Probing Enhanced Learning following Brain Stimulation and Video Game Intervention in Depression

Attentional control is the ability to streamline information processing by selecting and amplifying task-relevant information while ignoring irrelevant information in order to conduct goal-directed behaviors. Recently, it has been proposed as a key mechanism in enhancing plasticity and learning, since it enables participants to learn to selectively use the attended features through feedback connections from higher-level areas to sensory areas.
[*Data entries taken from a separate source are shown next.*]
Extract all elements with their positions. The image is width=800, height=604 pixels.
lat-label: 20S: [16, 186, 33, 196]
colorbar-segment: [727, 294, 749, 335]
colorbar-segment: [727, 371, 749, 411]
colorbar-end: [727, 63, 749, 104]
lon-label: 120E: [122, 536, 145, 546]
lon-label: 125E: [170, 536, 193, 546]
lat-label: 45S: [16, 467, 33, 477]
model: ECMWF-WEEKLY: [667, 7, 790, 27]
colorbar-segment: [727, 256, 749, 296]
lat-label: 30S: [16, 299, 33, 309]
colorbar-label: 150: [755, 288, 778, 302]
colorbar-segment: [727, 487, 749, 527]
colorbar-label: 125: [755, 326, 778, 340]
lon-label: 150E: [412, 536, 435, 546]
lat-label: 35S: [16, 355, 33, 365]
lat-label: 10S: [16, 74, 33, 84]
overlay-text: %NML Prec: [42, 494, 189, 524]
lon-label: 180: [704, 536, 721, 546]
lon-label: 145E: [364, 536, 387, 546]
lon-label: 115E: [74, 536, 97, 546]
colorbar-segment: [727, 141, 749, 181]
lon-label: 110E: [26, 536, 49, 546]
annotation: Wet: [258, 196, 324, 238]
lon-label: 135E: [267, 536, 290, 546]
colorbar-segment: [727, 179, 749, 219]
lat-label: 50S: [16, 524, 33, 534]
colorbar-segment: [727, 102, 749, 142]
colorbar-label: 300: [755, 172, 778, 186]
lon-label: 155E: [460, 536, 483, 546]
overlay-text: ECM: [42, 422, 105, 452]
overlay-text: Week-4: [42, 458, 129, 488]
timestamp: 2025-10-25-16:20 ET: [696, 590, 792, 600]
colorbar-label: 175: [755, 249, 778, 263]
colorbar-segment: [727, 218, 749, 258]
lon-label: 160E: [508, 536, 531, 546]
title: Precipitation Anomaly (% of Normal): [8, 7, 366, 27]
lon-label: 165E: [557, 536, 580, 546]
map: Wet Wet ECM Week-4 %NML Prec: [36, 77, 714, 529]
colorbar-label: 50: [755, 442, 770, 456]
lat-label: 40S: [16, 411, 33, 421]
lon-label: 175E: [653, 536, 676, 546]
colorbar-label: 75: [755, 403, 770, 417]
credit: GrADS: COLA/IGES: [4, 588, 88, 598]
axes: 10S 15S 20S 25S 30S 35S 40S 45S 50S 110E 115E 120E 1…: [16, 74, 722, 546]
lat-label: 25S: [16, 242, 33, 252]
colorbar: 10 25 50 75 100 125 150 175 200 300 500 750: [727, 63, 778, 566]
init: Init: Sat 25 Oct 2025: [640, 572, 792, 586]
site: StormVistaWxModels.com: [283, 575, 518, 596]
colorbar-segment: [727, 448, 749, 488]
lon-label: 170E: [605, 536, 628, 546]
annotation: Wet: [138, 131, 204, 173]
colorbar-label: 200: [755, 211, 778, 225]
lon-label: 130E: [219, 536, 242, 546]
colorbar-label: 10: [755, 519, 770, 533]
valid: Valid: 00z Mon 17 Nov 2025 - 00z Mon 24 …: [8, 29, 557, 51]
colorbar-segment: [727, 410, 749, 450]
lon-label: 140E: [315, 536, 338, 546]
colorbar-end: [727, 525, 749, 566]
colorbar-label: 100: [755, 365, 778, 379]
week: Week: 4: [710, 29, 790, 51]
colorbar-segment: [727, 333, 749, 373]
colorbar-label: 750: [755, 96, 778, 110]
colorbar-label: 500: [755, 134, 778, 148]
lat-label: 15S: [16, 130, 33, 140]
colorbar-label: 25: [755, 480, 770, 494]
The goal of the current collaborative project is to collect preliminary data to further test the hypothesis that enhancing attentional control facilitates learning in a population of depressed individuals, by studying changes in neural mechanisms during learning.
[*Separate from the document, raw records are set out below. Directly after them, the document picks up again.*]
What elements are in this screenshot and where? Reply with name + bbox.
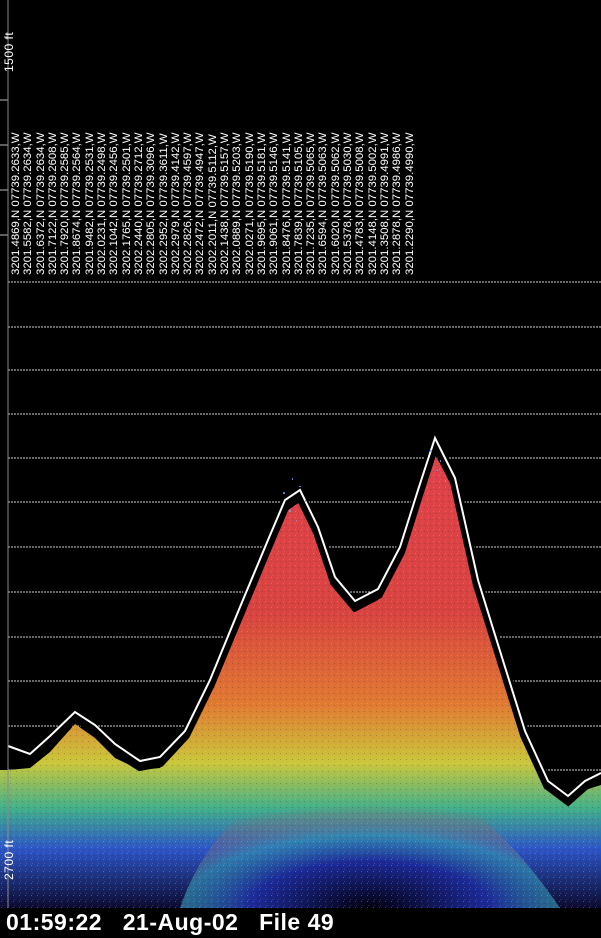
track-point: 3201.2290,N 07739.4990,W <box>403 0 416 276</box>
track-point: 3201.4148,N 07739.5002,W <box>366 0 379 276</box>
track-point: 3202.2011,N 07739.5112,W <box>207 0 219 275</box>
track-point-label: 3201.6020,N 07739.5062,W <box>329 132 342 276</box>
track-point: 3202.1042,N 07739.2456,W <box>108 0 121 276</box>
track-point-label: 3202.2979,N 07739.4142,W <box>169 132 182 276</box>
track-point: 3202.0889,N 07739.5203,W <box>231 0 244 276</box>
track-point: 3202.2952,N 07739.3611,W <box>158 0 170 275</box>
track-point-label: 3201.7920,N 07739.2585,W <box>59 132 72 276</box>
track-point: 3201.7122,N 07739.2608,W <box>46 0 59 276</box>
track-point: 3201.7839,N 07739.5105,W <box>292 0 305 276</box>
track-point: 3201.9695,N 07739.5181,W <box>255 0 268 276</box>
track-point: 3201.5378,N 07739.5030,W <box>342 0 355 276</box>
track-point: 3201.6594,N 07739.5063,W <box>317 0 330 276</box>
track-point: 3201.5582,N 07739.2634,W <box>22 0 35 276</box>
track-point: 3202.1765,N 07739.2501,W <box>120 0 133 276</box>
track-point-label: 3201.2290,N 07739.4990,W <box>403 132 416 276</box>
track-point-label: 3201.9695,N 07739.5181,W <box>255 132 268 276</box>
status-bar: 01:59:22 21-Aug-02 File 49 <box>0 908 601 938</box>
track-point: 3201.8476,N 07739.5141,W <box>280 0 293 276</box>
track-point-label: 3201.6594,N 07739.5063,W <box>317 132 330 276</box>
track-point-label: 3201.4783,N 07739.5008,W <box>354 132 367 276</box>
track-point-label: 3201.7122,N 07739.2608,W <box>46 132 59 276</box>
track-point-label: 3202.0271,N 07739.5190,W <box>243 132 256 276</box>
track-point: 3201.2878,N 07739.4986,W <box>391 0 404 276</box>
track-point: 3201.3508,N 07739.4991,W <box>378 0 391 276</box>
track-point: 3201.4869,N 07739.2633,W <box>10 0 22 276</box>
track-point-label: 3201.2878,N 07739.4986,W <box>391 132 404 276</box>
track-point-label: 3202.2805,N 07739.3096,W <box>145 132 158 276</box>
track-point-label: 3201.3508,N 07739.4991,W <box>378 132 391 276</box>
track-point-label: 3202.2826,N 07739.4597,W <box>182 132 195 276</box>
track-point-label: 3201.4148,N 07739.5002,W <box>366 132 379 276</box>
track-point: 3202.2472,N 07739.4947,W <box>194 0 207 276</box>
track-point: 3202.0231,N 07739.2498,W <box>96 0 109 276</box>
track-point-label: 3201.7839,N 07739.5105,W <box>292 132 305 276</box>
water-column-noise <box>283 450 446 521</box>
track-point-label: 3201.5378,N 07739.5030,W <box>342 132 355 276</box>
depth-bottom-label: 2700 ft <box>2 839 16 880</box>
track-point: 3202.0271,N 07739.5190,W <box>243 0 256 276</box>
track-point-label: 3202.2440,N 07739.2712,W <box>132 132 145 276</box>
track-coordinates: 3201.4869,N 07739.2633,W 3201.5582,N 0773… <box>10 0 416 276</box>
track-point-label: 3202.2952,N 07739.3611,W <box>157 133 170 275</box>
track-point-label: 3201.8476,N 07739.5141,W <box>280 132 293 276</box>
track-point-label: 3202.1765,N 07739.2501,W <box>120 132 133 276</box>
track-point: 3202.2826,N 07739.4597,W <box>182 0 195 276</box>
track-point: 3201.8674,N 07739.2564,W <box>71 0 84 276</box>
track-point-label: 3201.7235,N 07739.5065,W <box>305 132 318 276</box>
track-point-label: 3202.2472,N 07739.4947,W <box>194 132 207 276</box>
track-point: 3202.1438,N 07739.5157,W <box>219 0 232 276</box>
track-point-label: 3201.9482,N 07739.2531,W <box>83 132 96 276</box>
track-point: 3201.6020,N 07739.5062,W <box>329 0 342 276</box>
track-point-label: 3201.9061,N 07739.5146,W <box>268 132 281 276</box>
track-point: 3201.7920,N 07739.2585,W <box>59 0 72 276</box>
track-point-label: 3202.0231,N 07739.2498,W <box>96 132 109 276</box>
depth-ticks <box>0 99 8 236</box>
track-point-label: 3201.6372,N 07739.2634,W <box>34 132 47 276</box>
track-point-label: 3202.2011,N 07739.5112,W <box>206 134 219 275</box>
track-point: 3202.2805,N 07739.3096,W <box>145 0 158 276</box>
track-point-label: 3202.1438,N 07739.5157,W <box>219 132 232 276</box>
track-point-label: 3202.1042,N 07739.2456,W <box>108 132 121 276</box>
track-point: 3202.2979,N 07739.4142,W <box>169 0 182 276</box>
seafloor-trace <box>7 435 601 798</box>
track-point: 3201.7235,N 07739.5065,W <box>305 0 318 276</box>
status-text: 01:59:22 21-Aug-02 File 49 <box>6 909 335 935</box>
track-point-label: 3202.0889,N 07739.5203,W <box>231 132 244 276</box>
track-point-label: 3201.8674,N 07739.2564,W <box>71 132 84 276</box>
track-point: 3202.2440,N 07739.2712,W <box>132 0 145 276</box>
seafloor-return-line <box>6 428 601 807</box>
track-point-label: 3201.5582,N 07739.2634,W <box>22 132 35 276</box>
track-point: 3201.9061,N 07739.5146,W <box>268 0 281 276</box>
track-point: 3201.6372,N 07739.2634,W <box>34 0 47 276</box>
track-point: 3201.9482,N 07739.2531,W <box>83 0 96 276</box>
track-point: 3201.4783,N 07739.5008,W <box>354 0 367 276</box>
track-point-label: 3201.4869,N 07739.2633,W <box>10 132 22 276</box>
This new project leverage a recently-funded collaboration (the EU-supported DiSCoVeR project) aiming at enhancing attentional control in individuals with depression using a novel intervention that combines non-invasive brain stimulation over the prefrontal cortex and video game play. We now have a rare collaborative opportunity that will allow us to begin to elucidate the underlying mechanisms of the plastic changes induced by this novel intervention, using brain imaging paradigms developed in the Bavelier and Hummel labs. Critically, these paradigms are to be implemented in Nahum’s lab (HUJI) as patients from the DiSCoVeR project will be enrolled at her site but not at the UNIGE site. Results from this pilot project will be used to support a larger EU grant submission which aims at understanding the neural mechanisms of plasticity enhancement via attentional control modification, in both healthy individuals and clinically depressed ones.